Este es el arte simulado, mercantilizado por excelencia, el “grado cero”, como lo llama Baudrillard. Es decir, ya no se trata de que la música, después de producida, sea convertida en una mercancía –reproducible e intercambiable como valor de cambio–, sino que el mercado, el sistema, determinan previamente la creación artística. De lo contrario, Calle 13 no existiría. Guy Debord decía: “no existe nada –en la cultura, en la naturaleza– que no haya sido transformado y polucionado, según los medios y los intereses de la industria moderna”.***
Según los detractores del grupo esto basta para tildarlos de hipócritas, de enriquecerse vendiendo palabras vacías; que reniegan del mercado y de Estados Unidos pero responden a las lógicas de ambos.

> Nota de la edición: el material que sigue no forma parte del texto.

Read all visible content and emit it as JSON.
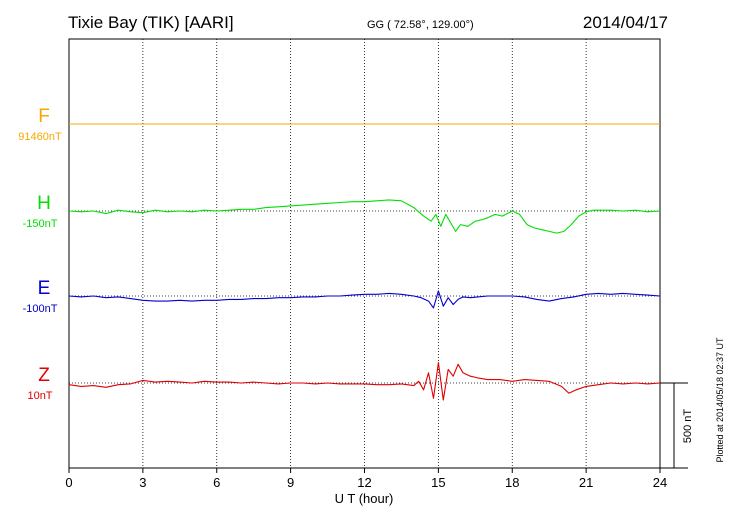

Otros dicen que René “no habla por hablar, sino que está comprometido con lo que dice”, como aseguró una joven uruguaya a Canal 10 luego de la reunión que tuvo Calle 13 con voluntarios del Plan Juntos, integrantes de la Federación de Estudiantes Universitarios, del Centro Latinoamericano de Economía Humana y Proderechos. Hay quienes arguyen incluso que, en oposición a otros músicos que forman parte del “sistema comercial”, ellos se manifiestan a favor de movimientos como el de los estudiantes chilenos, o de #Yosoy132, de México, que se moviliza por causas como la trata de personas o el maltrato infantil. Y si cobran entradas en sus recitales al mismo precio que el resto de los artistas, van a los Grammy o trabajan para mtv es porque “de algo tienen que vivir”.
Finalmente hay quienes, asumiendo el simulacro de una revolución del discurso, se limitan a disfrutar de una música tropical que ha logrado sacudir a la sangre latina. n
* Un ejemplo de esto es que la charla que dio Calle 13 antes de su concierto en Uruguay fue subida a la página web de la Presidencia de la República.
** En el plebiscito del 6 de noviembre pasado 61 por ciento de los boricuas votaron a favor de ser un estado de Estados Unidos, 33 por ciento se inclinaron por ser un estado libre asociado soberano, el 5 por ciento a favor de la independencia.
*** Debord, Guy, Comentarios sobre la sociedad del espectáculo. Barcelona: Anagrama, 1990, pág. 20.